MockNetwork/MockNode
The simplest way to ensure that a vanilla instance of a MockNode
generates the correct CorDapps is to use the
cordappPackages constructor parameter (Kotlin) or the
setCordappPackages method on
MockNetworkParameters (Java) when creating the MockNetwork.
This will cause the AbstractNode to use the named packages
as sources for CorDapps. All files within those packages will be zipped
into a JAR and added to the attachment store and loaded as CorDapps by
the CordappLoader.
An example of this usage would be:
class SomeTestClass {
MockNetwork network = null;
@Before
void setup() {
network = new MockNetwork(new MockNetworkParameters().setCordappPackages(Arrays.asList("com.domain.cordapp")))
}
... // Your tests go here
}MockServices
If your test uses a MockServices directly you can
instantiate it using a constructor that takes a list of packages to use
as CorDapps using the cordappPackages parameter.

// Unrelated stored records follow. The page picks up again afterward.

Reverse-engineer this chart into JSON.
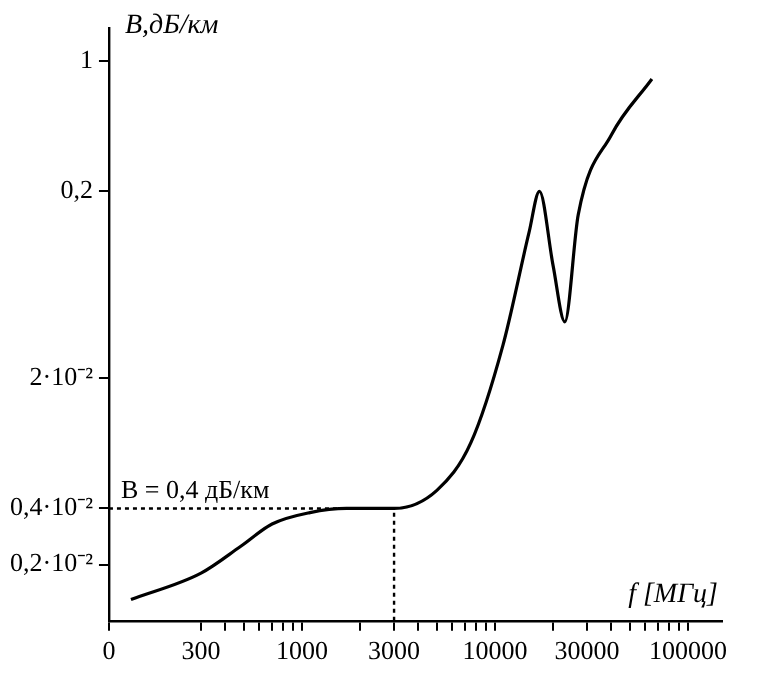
{
  "chart_data": {
    "type": "line",
    "xlabel": "f [МГц]",
    "ylabel": "B,дБ/км",
    "log": "xy",
    "grid": false,
    "legend": false,
    "marker": "none",
    "line_style": "solid",
    "x": [
      130,
      300,
      480,
      700,
      1100,
      1700,
      3000,
      5000,
      7500,
      11000,
      15000,
      17000,
      20000,
      23000,
      27000,
      40000,
      65000
    ],
    "series": [
      {
        "color": "#000000",
        "values": [
          0.0013,
          0.0018,
          0.0025,
          0.0033,
          0.0038,
          0.004,
          0.004,
          0.005,
          0.009,
          0.03,
          0.12,
          0.2,
          0.08,
          0.04,
          0.15,
          0.4,
          0.8
        ]
      }
    ],
    "xlim": [
      0,
      150000
    ],
    "xticks": [
      0,
      300,
      {
        "value": 400,
        "label": null
      },
      {
        "value": 500,
        "label": null
      },
      {
        "value": 600,
        "label": null
      },
      {
        "value": 700,
        "label": null
      },
      {
        "value": 800,
        "label": null
      },
      {
        "value": 900,
        "label": null
      },
      1000,
      {
        "value": 2000,
        "label": null
      },
      3000,
      {
        "value": 4000,
        "label": null
      },
      {
        "value": 5000,
        "label": null
      },
      {
        "value": 6000,
        "label": null
      },
      {
        "value": 7000,
        "label": null
      },
      {
        "value": 8000,
        "label": null
      },
      {
        "value": 9000,
        "label": null
      },
      10000,
      {
        "value": 20000,
        "label": null
      },
      30000,
      {
        "value": 40000,
        "label": null
      },
      {
        "value": 50000,
        "label": null
      },
      {
        "value": 60000,
        "label": null
      },
      {
        "value": 70000,
        "label": null
      },
      {
        "value": 80000,
        "label": null
      },
      {
        "value": 90000,
        "label": null
      },
      100000
    ],
    "ylim": [
      0.001,
      1.5
    ],
    "yticks": [
      {
        "value": 0.002,
        "label": "0,2·10⁻²"
      },
      {
        "value": 0.004,
        "label": "0,4·10⁻²"
      },
      {
        "value": 0.02,
        "label": "2·10⁻²"
      },
      {
        "value": 0.2,
        "label": "0,2"
      },
      1
    ],
    "ref_lines": [
      {
        "axis": "y",
        "value": 0.004,
        "label": "B = 0,4 дБ/км",
        "line_style": "dotted"
      },
      {
        "axis": "x",
        "value": 3000,
        "line_style": "dotted"
      }
    ]
  }
}
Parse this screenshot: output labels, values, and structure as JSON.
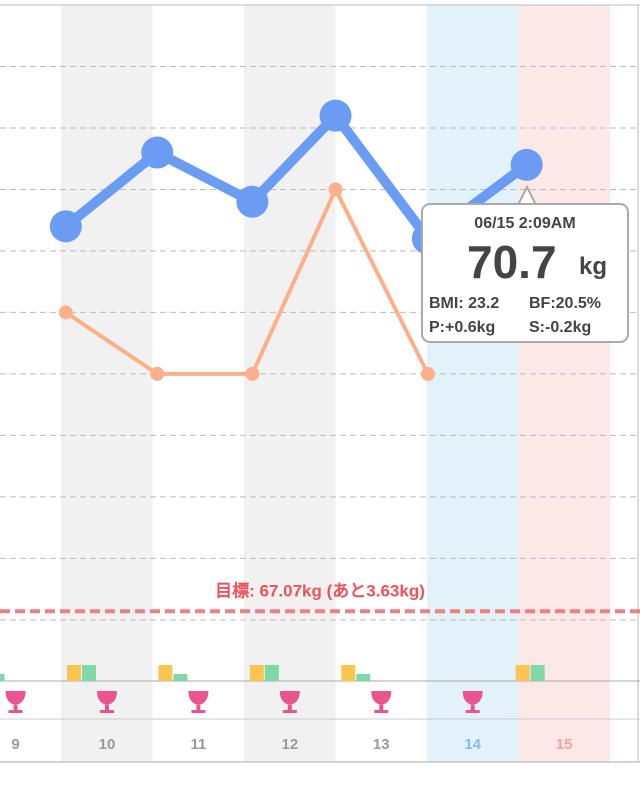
{
  "chart_data": {
    "type": "line",
    "days": [
      9,
      10,
      11,
      12,
      13,
      14,
      15
    ],
    "xlim": [
      9.33,
      16.33
    ],
    "ylim": [
      66.6,
      72.0
    ],
    "yticks": [
      67.0,
      67.5,
      68.0,
      68.5,
      69.0,
      69.5,
      70.0,
      70.5,
      71.0,
      71.5
    ],
    "grid": true,
    "series": [
      {
        "color": "#6b9cf3",
        "x": [
          10.05,
          11.05,
          12.09,
          13.0,
          14.01,
          15.09
        ],
        "values": [
          70.2,
          70.8,
          70.4,
          71.1,
          70.1,
          70.7
        ]
      },
      {
        "color": "#fbb08a",
        "x": [
          10.05,
          11.05,
          12.09,
          13.0,
          14.01,
          15.09
        ],
        "values": [
          69.5,
          69.0,
          69.0,
          70.5,
          69.0,
          null
        ]
      }
    ],
    "goal": {
      "value": 67.07,
      "label": "目標: 67.07kg (あと3.63kg)"
    },
    "tooltip": {
      "date": "06/15 2:09AM",
      "weight": "70.7",
      "unit": "kg",
      "bmi": "BMI: 23.2",
      "bf": "BF:20.5%",
      "p": "P:+0.6kg",
      "s": "S:-0.2kg"
    }
  }
}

MockServices mockServices = new MockServices(Arrays.asList("com.domain.cordapp"))However - there is an easier way! If your unit tests are in the same
package as the contract code itself, then you can use the no-args
constructor of MockServices. The package to be scanned for
CorDapps will be the same as the the package of the class that
constructed the object. This is a convenient default.
Driver
The driver takes a parameter called
extraCordappPackagesToScan which is a list of packages to
use as CorDapps.
driver(new DriverParameters().setExtraCordappPackagesToScan(Arrays.asList("com.domain.cordapp"))) ...Full Nodes
When testing against full nodes simply place your CorDapp into the cordapps directory of the node.
Debugging
If an attachment constraint cannot be resolved, a
MissingContractAttachments exception is thrown. There are
two common sources of MissingContractAttachments
exceptions:
Not setting CorDapp packages in tests
You are running a test and have not specified the CorDapp packages to scan. See the instructions above.
Wrong fully-qualified contract name
You are specifying the fully-qualified name of the contract
incorrectly. For example, you've defined MyContract in the
package com.mycompany.myapp.contracts, but the
fully-qualified contract name you pass to the
TransactionBuilder is
com.mycompany.myapp.MyContract (instead of
com.mycompany.myapp.contracts.MyContract).